Une page de « Si vous dansez, vous comprendrez mieux les paroles ». / CCE

Des têtes parlantes mais muettes

Et puis, ajoute-t-il, il y a les clins d’œil, les friandises qu’il ne pouvait s’empêcher d’utiliser. Le titre, par exemple, est une traduction libre de quelque chose qui David Byrne » a-t-il dit lors d’un concert et cela résume bien les propriétés humanistes et récréatives de la musique des Talking Heads : danser comme un fou et se sentir incroyablement intelligent en même temps. La plaisanterie est que « Si tu danses, tu comprendras mieux les paroles » fait 130 pages avec pratiquement aucun texte, seulement les titres des chansons en tête de chaque chapitre.

« Le fait qu’il s’agisse de têtes parlantes qui ne parlent pas est une connerie, mais cela a aussi à voir avec les têtes parlantes elles-mêmes. « Stop Making Sense » est un bon exemple. Je pense que Byrne dit une ligne au début et le reste, ce sont les chansons elles-mêmes.

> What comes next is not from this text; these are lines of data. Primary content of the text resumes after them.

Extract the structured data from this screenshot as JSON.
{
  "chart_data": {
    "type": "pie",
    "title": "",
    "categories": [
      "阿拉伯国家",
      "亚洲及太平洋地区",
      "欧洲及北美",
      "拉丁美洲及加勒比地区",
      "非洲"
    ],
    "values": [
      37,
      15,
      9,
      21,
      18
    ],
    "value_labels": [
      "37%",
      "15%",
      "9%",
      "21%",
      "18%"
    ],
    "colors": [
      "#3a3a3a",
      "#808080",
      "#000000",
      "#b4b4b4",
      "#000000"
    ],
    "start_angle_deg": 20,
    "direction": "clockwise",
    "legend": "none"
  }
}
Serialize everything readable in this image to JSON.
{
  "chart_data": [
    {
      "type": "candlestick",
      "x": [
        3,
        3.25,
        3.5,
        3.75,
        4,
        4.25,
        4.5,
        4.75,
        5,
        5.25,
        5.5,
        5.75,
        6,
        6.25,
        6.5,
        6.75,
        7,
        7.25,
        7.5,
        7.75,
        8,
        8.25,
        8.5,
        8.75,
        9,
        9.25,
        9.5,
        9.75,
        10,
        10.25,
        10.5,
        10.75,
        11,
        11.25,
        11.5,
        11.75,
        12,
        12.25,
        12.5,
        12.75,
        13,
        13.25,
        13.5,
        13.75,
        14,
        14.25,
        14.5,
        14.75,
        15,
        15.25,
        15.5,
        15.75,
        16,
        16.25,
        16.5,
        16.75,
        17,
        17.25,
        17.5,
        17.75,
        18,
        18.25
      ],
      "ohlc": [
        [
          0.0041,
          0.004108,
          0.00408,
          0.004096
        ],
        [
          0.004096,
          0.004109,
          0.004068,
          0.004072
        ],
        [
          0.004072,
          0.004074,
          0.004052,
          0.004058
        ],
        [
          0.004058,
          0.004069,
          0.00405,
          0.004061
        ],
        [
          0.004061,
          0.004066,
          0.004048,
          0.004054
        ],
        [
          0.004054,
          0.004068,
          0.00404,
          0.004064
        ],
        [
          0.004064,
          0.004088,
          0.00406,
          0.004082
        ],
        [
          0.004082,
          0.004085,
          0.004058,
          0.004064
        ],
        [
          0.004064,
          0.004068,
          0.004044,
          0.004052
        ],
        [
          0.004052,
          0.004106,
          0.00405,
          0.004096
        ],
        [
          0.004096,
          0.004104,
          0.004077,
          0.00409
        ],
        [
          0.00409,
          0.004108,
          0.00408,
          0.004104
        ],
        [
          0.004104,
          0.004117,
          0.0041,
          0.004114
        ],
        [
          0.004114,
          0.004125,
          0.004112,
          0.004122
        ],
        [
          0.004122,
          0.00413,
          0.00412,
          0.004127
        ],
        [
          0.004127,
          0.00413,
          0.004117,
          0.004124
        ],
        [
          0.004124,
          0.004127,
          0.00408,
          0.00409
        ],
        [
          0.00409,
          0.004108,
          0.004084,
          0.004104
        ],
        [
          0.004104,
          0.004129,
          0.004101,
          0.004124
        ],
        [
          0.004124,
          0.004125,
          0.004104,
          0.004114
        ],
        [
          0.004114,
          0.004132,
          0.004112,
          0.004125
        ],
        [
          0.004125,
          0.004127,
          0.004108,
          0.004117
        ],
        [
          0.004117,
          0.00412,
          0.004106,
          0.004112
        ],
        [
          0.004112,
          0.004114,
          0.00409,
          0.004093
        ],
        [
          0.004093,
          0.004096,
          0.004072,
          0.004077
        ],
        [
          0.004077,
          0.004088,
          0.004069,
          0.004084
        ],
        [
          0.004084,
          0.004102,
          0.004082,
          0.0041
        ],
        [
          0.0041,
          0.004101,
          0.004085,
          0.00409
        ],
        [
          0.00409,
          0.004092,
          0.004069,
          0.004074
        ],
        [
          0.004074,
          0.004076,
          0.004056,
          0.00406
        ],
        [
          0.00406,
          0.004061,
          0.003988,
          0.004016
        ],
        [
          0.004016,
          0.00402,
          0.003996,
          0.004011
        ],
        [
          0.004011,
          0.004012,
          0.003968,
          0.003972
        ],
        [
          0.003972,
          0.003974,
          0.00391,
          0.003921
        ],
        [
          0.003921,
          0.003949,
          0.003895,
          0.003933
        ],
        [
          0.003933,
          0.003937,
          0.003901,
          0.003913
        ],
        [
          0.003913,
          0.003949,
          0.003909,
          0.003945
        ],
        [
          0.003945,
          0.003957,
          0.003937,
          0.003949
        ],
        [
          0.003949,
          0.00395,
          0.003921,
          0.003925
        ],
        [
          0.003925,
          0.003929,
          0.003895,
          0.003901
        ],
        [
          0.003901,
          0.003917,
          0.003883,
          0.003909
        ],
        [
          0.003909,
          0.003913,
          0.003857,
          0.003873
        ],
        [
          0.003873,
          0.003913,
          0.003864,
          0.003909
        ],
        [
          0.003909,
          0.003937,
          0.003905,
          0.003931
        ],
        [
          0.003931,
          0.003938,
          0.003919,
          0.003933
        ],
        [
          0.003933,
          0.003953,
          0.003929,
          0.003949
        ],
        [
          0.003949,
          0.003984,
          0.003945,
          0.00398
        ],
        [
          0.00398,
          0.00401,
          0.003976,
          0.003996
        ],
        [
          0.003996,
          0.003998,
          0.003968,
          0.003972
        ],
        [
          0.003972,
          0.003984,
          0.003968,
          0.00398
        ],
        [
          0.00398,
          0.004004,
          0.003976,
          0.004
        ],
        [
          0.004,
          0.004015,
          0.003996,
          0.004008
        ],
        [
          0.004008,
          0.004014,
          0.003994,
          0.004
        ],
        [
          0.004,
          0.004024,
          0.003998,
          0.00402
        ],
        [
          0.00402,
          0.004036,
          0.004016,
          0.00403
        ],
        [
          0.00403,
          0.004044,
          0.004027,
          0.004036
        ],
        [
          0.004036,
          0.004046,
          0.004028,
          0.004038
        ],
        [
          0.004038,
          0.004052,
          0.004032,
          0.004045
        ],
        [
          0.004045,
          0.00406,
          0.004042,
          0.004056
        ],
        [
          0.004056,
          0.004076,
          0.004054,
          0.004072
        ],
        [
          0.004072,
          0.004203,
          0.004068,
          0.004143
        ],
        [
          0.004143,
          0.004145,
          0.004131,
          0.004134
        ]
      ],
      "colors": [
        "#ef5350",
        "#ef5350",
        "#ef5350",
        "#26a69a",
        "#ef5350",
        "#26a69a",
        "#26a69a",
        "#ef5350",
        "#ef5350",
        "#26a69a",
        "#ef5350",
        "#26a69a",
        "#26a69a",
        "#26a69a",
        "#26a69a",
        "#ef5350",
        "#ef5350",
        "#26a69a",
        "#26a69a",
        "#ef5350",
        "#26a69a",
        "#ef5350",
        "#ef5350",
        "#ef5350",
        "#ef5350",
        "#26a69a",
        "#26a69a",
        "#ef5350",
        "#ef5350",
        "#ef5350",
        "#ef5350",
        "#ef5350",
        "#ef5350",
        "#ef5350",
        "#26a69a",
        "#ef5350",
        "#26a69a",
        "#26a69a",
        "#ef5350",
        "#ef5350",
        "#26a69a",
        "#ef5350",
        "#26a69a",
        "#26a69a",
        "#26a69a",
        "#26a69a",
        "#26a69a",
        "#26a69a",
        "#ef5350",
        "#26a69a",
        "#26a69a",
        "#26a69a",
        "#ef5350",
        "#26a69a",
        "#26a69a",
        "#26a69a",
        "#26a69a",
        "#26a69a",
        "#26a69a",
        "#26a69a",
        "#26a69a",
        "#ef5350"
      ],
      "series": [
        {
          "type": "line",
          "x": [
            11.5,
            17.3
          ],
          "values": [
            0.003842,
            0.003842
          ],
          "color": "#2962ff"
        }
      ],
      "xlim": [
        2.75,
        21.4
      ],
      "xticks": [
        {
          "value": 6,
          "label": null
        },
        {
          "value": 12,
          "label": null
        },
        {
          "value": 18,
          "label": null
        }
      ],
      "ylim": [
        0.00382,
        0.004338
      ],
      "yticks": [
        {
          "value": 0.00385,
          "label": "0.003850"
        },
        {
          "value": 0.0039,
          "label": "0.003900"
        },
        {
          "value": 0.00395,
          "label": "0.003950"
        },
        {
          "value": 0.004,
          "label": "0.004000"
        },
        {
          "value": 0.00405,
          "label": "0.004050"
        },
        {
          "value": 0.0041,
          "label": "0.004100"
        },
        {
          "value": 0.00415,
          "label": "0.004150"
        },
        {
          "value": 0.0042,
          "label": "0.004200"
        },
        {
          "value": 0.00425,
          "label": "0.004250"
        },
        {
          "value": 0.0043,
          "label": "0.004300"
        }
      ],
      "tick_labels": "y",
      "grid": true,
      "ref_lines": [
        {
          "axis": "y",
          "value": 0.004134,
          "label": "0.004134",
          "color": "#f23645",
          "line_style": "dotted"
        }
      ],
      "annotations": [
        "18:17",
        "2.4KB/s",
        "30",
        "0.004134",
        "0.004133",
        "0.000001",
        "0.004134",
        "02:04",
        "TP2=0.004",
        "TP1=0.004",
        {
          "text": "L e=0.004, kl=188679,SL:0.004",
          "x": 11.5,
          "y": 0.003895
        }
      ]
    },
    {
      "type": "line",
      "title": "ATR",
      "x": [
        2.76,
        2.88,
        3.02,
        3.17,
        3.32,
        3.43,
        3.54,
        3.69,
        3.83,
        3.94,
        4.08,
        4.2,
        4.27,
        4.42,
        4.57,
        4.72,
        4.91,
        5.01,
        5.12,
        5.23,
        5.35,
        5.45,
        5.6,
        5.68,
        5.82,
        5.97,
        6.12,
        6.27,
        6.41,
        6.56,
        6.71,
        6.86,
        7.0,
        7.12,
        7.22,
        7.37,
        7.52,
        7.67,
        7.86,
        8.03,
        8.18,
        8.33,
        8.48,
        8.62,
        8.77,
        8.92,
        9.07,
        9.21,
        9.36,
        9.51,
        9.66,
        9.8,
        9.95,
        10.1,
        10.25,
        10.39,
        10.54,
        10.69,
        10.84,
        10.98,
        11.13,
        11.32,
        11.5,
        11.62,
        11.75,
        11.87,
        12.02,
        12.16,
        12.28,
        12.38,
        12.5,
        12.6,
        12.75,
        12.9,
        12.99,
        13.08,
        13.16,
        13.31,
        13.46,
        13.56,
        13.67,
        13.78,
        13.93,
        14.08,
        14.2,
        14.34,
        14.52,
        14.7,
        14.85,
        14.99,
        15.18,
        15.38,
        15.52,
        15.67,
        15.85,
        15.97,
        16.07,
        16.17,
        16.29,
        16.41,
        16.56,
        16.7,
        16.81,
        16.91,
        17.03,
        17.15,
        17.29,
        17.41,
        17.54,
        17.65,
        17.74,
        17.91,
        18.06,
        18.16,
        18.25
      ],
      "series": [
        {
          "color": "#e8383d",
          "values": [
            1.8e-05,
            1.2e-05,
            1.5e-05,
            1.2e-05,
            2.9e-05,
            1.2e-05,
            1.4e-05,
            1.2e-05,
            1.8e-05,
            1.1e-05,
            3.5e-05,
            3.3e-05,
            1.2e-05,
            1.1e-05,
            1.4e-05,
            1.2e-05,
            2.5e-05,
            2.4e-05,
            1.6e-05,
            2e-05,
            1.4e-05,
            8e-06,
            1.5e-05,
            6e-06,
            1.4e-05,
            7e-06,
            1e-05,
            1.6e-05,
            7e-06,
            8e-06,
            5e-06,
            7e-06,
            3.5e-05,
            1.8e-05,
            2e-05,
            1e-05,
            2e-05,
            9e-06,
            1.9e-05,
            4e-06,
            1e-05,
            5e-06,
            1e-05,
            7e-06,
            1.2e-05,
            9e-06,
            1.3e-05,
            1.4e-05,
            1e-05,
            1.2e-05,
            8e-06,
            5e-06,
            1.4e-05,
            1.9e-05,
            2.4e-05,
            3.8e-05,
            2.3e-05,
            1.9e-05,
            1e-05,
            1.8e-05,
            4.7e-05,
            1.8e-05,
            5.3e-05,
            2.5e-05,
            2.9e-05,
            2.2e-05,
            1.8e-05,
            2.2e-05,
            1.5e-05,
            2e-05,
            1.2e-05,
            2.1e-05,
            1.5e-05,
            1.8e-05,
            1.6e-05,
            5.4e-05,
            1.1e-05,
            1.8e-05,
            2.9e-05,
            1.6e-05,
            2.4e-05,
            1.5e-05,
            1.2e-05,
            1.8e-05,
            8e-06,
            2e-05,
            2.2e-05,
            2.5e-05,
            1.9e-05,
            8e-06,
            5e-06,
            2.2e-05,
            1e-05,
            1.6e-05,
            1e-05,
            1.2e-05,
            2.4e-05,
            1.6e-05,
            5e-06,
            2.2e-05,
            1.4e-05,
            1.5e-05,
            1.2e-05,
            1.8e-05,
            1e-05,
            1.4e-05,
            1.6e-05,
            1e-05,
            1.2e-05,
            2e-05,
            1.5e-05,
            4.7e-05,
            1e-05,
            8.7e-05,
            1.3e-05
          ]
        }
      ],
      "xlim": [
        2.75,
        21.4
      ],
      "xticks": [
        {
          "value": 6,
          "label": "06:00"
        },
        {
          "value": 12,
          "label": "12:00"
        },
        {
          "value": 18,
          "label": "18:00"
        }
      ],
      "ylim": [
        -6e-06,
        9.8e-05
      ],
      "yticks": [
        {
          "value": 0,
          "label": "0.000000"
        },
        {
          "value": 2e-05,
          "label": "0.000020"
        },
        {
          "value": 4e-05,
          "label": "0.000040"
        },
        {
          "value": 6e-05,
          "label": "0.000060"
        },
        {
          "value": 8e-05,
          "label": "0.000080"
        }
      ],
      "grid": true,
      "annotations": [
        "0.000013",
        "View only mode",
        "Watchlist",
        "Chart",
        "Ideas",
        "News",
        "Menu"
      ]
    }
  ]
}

Et pourtant, il vous raconte l’histoire du groupe, de la démo jusqu’au climax, la tentative de rupture lorsque Byrne quitte la scène et qu’ils jouent Tom Tom Club… C’est un exemple clair. de ce qui peut être raconté. manières, sans qu’il soit nécessaire de dialoguer », dit-il.

Montatore, autoportrait dans les pages de la bande dessinée. / CCE

épiphanie scolaire

En attendant que la bande dessinée finisse entre les mains d’un membre du groupe (« J’ai déjà dit à mes éditeurs qu’il fallait que cela les atteigne d’une manière ou d’une autre, qu’ils verraient comment ils s’en sortiraient », dit-il), Montatore a fait Il a réussi à reprendre contact avec le professeur qui lui a découvert la musique des New-Yorkais. En fait, précise-t-il, la première fois qu’il a entendu une chanson du quatuor, c’était dans le film ‘La revanche des rookies’, mais ce n’est que lorsque cette cassette providentielle est arrivée qu’il a compris que ce qui y jouait était « Burning Down The House ».

« Ce professeur a vu que j’étais intéressé par la musique et a fait beaucoup de cassettes pour moi. En fait, le premier qu’il a enregistré pour moi était celui de Brian Eno. J’avais 14 ou 15 ans et, bien sûr, ma tête a soudainement explosé. C’était de la musique d’une autre planète », se souvient-il. Aujourd’hui, des décennies après s’être perdus de vue, « Si vous dansez, vous comprendrez mieux les paroles » les a remis en contact. « Finalement, nous avons parlé à l’institut, ils l’ont localisé et l’autre jour, il m’a joué une chanson de Biznaga pour voir si elle me plaisait. Il a environ 75 ans et dit que son groupe préféré est Fontaines DC », se réjouit-il.